Con lo scoppio della seconda guerra mondiale, il 1° settembre 1939, l’attenzione del ministero dell’Interno verso gli ebrei si fa più pressante. Il 25 settembre viene emanata una circolare che impone ai prefetti un’«oculata vigilanza» e «provvedimenti rigore». Gli ebrei sono infatti sospettati di diffondere notizie false e deprimenti sull’andamento della guerra.
Nella primavera del 1940, quando l’ingresso dell’Italia nel conflitto è ormai deciso, il ministero dell’Interno stabilisce le disposizioni da adottare nei confronti degli stranieri appartenenti agli stati nemici (Gran Bretagna e Francia). Anche gli ebrei tedeschi o austriaci sono, però, considerati nemici.
Quando il 10 giugno l’Italia entra in guerra, sono centinaia gli ebrei, italiani e stranieri, che vengono internati in campi o costretti al confino in piccoli paesi del centro-sud. Viene anche realizzato un grande sito per ebrei stranieri, a Ferramonti di Tarsia (CS), in Calabria, dove sono rinchiusi migliaia di internati.
L’ «internamento», inteso quale misura restrittiva della libertà personale comminata per via amministrativa, consiste nella costrizione di individui in particolari strutture abitative (di solito baraccamenti cintati detti «campi di concentramento» o «campi di internamento») o in località distanti dal fronte e dai confini dello Stato. […] Come il confino, anche l’internamento civile si esplicò attraverso due opzioni. La prima – detta di “internamento libero” (o “in località”) consisteva nell’obbligo di residenza in particolari località, generalmente piccoli centri posti nelle zone più interne e disagiate della penisola. La seconda – l'”internamento in campi di concentramento” – prevedeva la costrizione degli internati in apposite strutture, che potevano essere costituite da edifici riadattati o da veri e propri campi e baraccamenti. [C.S. Capogreco, I campi del duce, pp. 35 e 42]

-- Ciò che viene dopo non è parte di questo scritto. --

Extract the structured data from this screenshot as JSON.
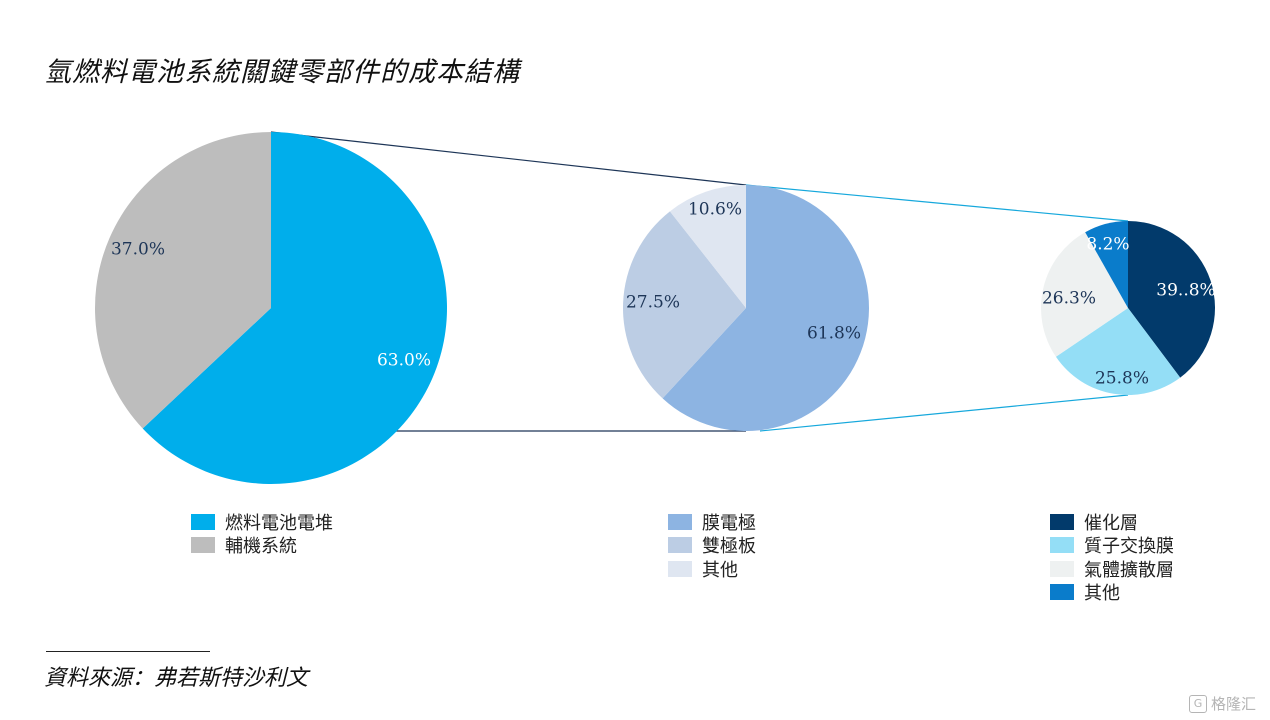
{
  "title": "氫燃料電池系統關鍵零部件的成本結構",
  "source": "資料來源：弗若斯特沙利文",
  "watermark": "格隆汇",
  "chart_data": [
    {
      "type": "pie",
      "slices": [
        {
          "label": "燃料電池電堆",
          "value": 63.0,
          "display": "63.0%",
          "color": "#00aeeb"
        },
        {
          "label": "輔機系統",
          "value": 37.0,
          "display": "37.0%",
          "color": "#bdbdbd"
        }
      ]
    },
    {
      "type": "pie",
      "slices": [
        {
          "label": "膜電極",
          "value": 61.8,
          "display": "61.8%",
          "color": "#8db4e2"
        },
        {
          "label": "雙極板",
          "value": 27.5,
          "display": "27.5%",
          "color": "#bccde4"
        },
        {
          "label": "其他",
          "value": 10.6,
          "display": "10.6%",
          "color": "#dfe6f1"
        }
      ]
    },
    {
      "type": "pie",
      "slices": [
        {
          "label": "催化層",
          "value": 39.8,
          "display": "39..8%",
          "color": "#023a6b"
        },
        {
          "label": "質子交換膜",
          "value": 25.8,
          "display": "25.8%",
          "color": "#94def6"
        },
        {
          "label": "氣體擴散層",
          "value": 26.3,
          "display": "26.3%",
          "color": "#eef1f1"
        },
        {
          "label": "其他",
          "value": 8.2,
          "display": "8.2%",
          "color": "#0a7ccb"
        }
      ]
    }
  ]
}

È la polizia che decide chi deve andare al confino o in campo di concentramento, e a seconda della “pericolosità” del soggetto la permanenza nel campo può durare un mese o anni. La vita nei campi non è particolarmente dura, ma terribilmente oppressiva per gli internati, che non possono lavorare e che non sanno quanto dovranno rimanere in detenzione. Noia e incertezza, più che paura o disagio fisico, sono le sensazioni più ricorrenti.
Nel maggio del 1942 il regime decide che gli ebrei maschi che non sono stati reclusi devono essere impiegati in lavori forzati. Il provvedimento viene motivato con il fatto che gli ebrei non prestano servizio militare e quindi vanno puniti perché non combattono per la patria. Ovviamente, la propaganda fascista si guarda bene dal dire che gli ebrei non fanno il servizio militare perché sono stati cacciati dalle forze armate in seguito alle leggi del 1938. L’opinione pubblica italiana ha così, anche, un “nemico” interno contro il quale mobilitarsi e che “distrae” dalle continue sconfitte delle forze armate.
Gli ebrei sono costretti a lavori manuali faticosi e spesso inutili ma che, svolti in luoghi pubblici (ad esempio a Roma devono spalare la sabbia sul greto del Tevere, in pieno centro città), servono a umiliarli.
Con la caduta di Mussolini e la fine del regime fascista gli ebrei italiani rinchiusi nei campi meridionali vengono lentamente liberati dal nuovo governo.